The collaboration also offered a unique and enriching learning opportunity for the students involved — truly a win-win scenario. Under the guidance of their instructor, the students completed a comprehensive medical and cultural training package to prepare for the experience before setting off. 

It would be safe to assume the Paul First Nation Health Centre is the heart of the community or very near the heart. It is a bustling place filled with warmth and camaraderie. The health and administrative staff are committed to engaging the community on their terms. The relationships between health centre staff and the community are integral to the success of a healthcare initiative; trust is paramount. 

Staff immediately put students at ease with their openness in answering questions and allowing students to set up the space they would be working in. Once oriented to the process, students took the lead in running the clinic which included all aspects of immunization health teaching, vaccine administration, post-care monitoring, vaccine management as well as keeping lines of communication open with clinic reception to ensure no vaccine was wasted. Students learned the importance of building collaboration and trust in community health nursing and how appropriate empathic relational communication can build that trust. 

Students adapted to creative initiatives to reach the broader community which included a vaccine blitz that coincided with a community barbeque. On a warm spring, day tents were set up in the parking lot where students administered over 50 shots to people who then enjoyed a burger afterwards, chatting with each other and staff in a celebratory atmosphere. T-shirts and swag bags were given to all vaccine recipients.

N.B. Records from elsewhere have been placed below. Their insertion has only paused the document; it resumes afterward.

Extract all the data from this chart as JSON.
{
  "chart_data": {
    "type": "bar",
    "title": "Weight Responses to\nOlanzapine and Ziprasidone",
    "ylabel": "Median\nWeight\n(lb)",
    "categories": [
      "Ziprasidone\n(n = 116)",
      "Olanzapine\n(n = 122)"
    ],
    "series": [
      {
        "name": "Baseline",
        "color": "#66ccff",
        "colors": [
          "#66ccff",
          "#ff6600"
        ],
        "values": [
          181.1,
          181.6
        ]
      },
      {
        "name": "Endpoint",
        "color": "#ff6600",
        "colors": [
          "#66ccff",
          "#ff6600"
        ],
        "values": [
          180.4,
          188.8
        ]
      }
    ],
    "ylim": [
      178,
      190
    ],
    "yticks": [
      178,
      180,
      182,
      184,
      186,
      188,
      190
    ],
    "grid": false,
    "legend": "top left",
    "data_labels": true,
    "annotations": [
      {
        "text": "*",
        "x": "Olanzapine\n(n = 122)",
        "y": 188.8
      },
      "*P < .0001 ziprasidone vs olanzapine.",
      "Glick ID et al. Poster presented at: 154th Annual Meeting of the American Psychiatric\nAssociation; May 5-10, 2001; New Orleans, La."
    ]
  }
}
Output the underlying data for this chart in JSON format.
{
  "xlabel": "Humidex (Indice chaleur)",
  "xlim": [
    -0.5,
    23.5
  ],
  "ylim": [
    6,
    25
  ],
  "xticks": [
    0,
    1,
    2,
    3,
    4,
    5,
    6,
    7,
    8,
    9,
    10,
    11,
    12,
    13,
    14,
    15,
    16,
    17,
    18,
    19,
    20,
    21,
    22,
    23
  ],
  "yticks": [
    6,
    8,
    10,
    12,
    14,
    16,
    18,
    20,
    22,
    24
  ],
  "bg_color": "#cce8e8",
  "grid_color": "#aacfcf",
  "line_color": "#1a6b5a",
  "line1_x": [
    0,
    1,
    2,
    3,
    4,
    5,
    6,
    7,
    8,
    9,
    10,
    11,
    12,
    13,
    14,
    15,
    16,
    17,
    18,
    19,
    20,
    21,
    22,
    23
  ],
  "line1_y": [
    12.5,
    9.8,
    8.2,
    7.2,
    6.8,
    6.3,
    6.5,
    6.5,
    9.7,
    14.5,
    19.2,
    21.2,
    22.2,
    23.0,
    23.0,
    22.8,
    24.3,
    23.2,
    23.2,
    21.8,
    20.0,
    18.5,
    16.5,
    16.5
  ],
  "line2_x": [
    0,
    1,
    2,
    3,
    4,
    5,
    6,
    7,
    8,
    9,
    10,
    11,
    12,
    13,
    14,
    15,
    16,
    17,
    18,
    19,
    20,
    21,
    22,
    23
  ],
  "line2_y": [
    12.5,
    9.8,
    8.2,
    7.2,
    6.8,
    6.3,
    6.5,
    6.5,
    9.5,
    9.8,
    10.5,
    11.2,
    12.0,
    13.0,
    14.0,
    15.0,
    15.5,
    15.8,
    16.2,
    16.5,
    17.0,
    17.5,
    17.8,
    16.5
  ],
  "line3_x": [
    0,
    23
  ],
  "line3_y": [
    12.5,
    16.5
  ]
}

At one point in the day, a bald eagle circled slowly overhead. Eagles carry great significance in Indigenous culture with the belief they are directly linked to the Creator. As we both looked up watching the eagle go round and round, Marie Bird, the centre’s Health Director turned to me and said she had not seen one do that in a long time — it was a good sign.

Student Testimonials

"As far as my experience at Paul Band goes, it was definitely my favourite clinical rotation to date. The staff at the clinic were so supportive and trusting of us, which went a long way for me. I really enjoy being more autonomous in my practice, so being given the opportunity to essentially run their vaccine clinic with my two peers was a great way to work on building some more confidence and leadership skills while still having you [instructor] and the staff nurses around for guidance. I had already been considering rural/remote nursing for my career, so after my time on the Paul Band I realized that really is the primary area of nursing I want to pursue.”

Barbara Jones Layng, NURS 323 student

“This experience completely changed my perspective on community nursing. I had thought that community nursing would be impersonal, short interactions, however, this placement opened my eyes to the warmth and connection that comes along with a strong community. The staff at the health centre, and the community members that we worked with, all welcomed us with open arms and taught us so much about community health, culture, and resiliency. 

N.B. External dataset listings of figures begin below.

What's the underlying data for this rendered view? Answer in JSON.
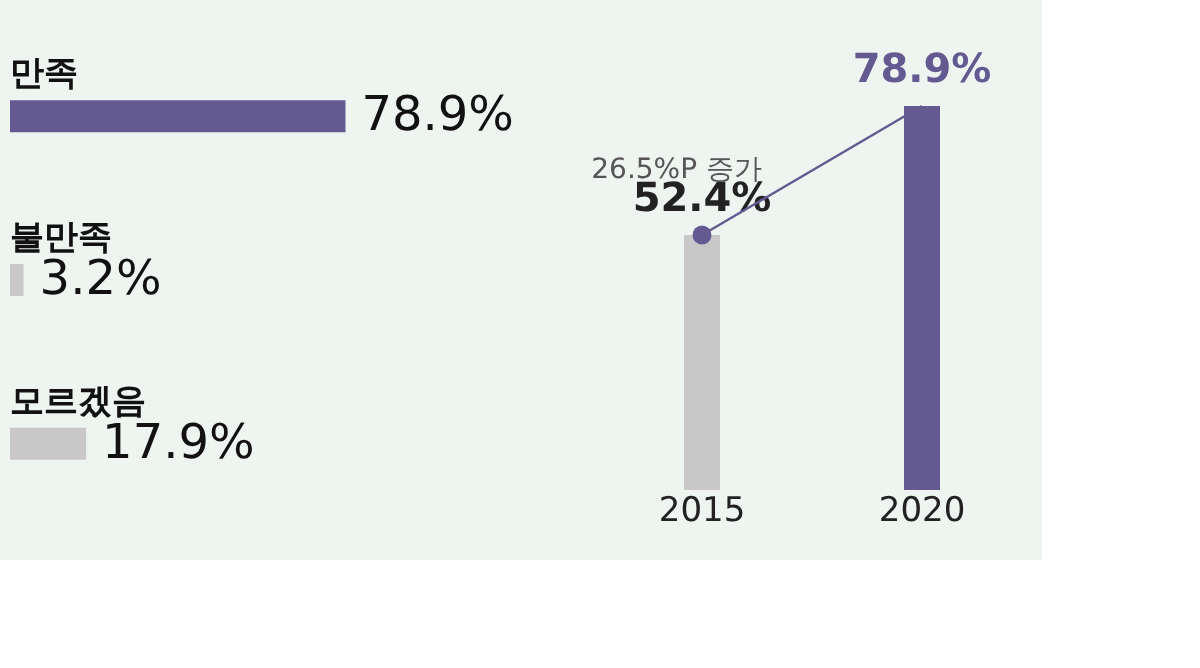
{
  "chart_data": [
    {
      "type": "bar",
      "orientation": "horizontal",
      "categories": [
        "만족",
        "불만족",
        "모르겠음"
      ],
      "values": [
        78.9,
        3.2,
        17.9
      ],
      "colors": [
        "#635a91",
        "#c8c8c8",
        "#c8c8c8"
      ],
      "value_labels": [
        "78.9%",
        "3.2%",
        "17.9%"
      ]
    },
    {
      "type": "bar",
      "categories": [
        "2015",
        "2020"
      ],
      "values": [
        52.4,
        78.9
      ],
      "colors": [
        "#c8c8c8",
        "#635a91"
      ],
      "value_labels": [
        "52.4%",
        "78.9%"
      ],
      "annotations": [
        "26.5%P 증가"
      ],
      "tick_labels": "x"
    }
  ]
}
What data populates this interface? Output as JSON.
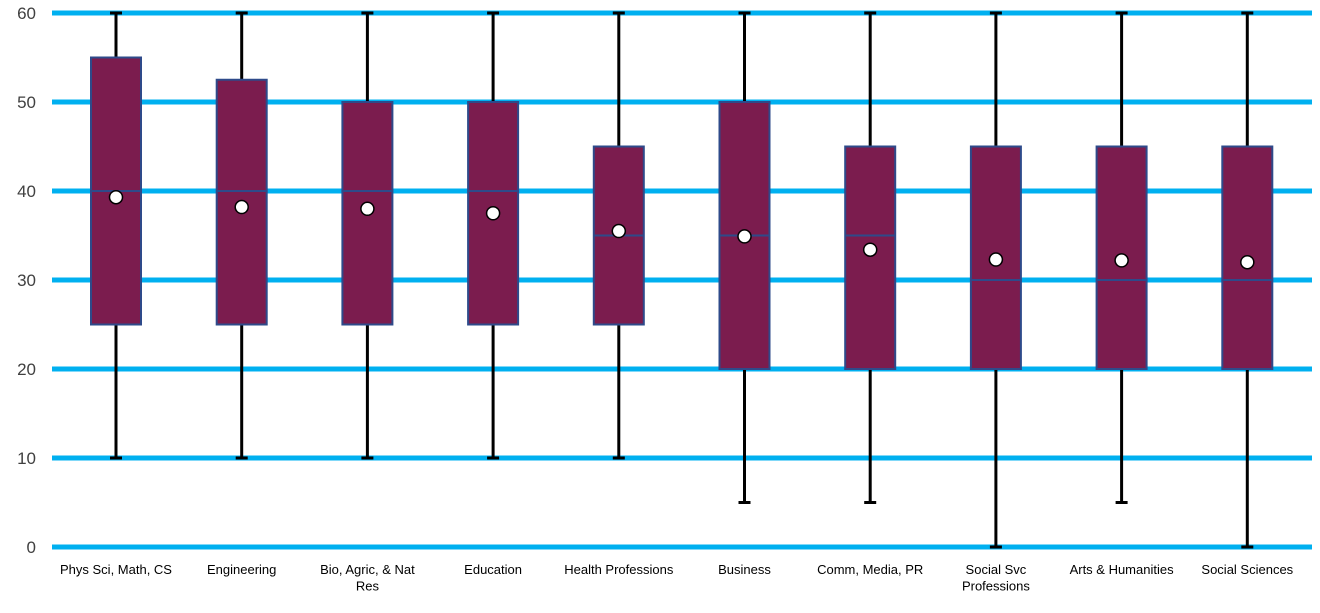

This placement shaped my future practice by solidifying my confidence in patient communication and showing me a love for rural and Indigenous health. I have chosen to do my preceptorship in rural health because of how inspired I was by my community health placement. Immunizing at Paul Band was the best clinical experience I have had thus far in the program and I am so grateful for my time spent there.”

Emalee Broen NURS 323 student

“Having the opportunity to experience healthcare from the indigenous perspective was eye-opening. That placement was about much more than just vaccinating the Paul First Nation community. We got first-hand insight into what healthcare looks like within the first nation population and what barriers they experience on a daily basis. We read about these issues in textbooks and articles, but unless you insert yourself in the communities there are personal stories and experiences that will never be heard. It was an amazing experience and I hope the nursing faculty is able to continue this partnership so more students can have similar experiences.”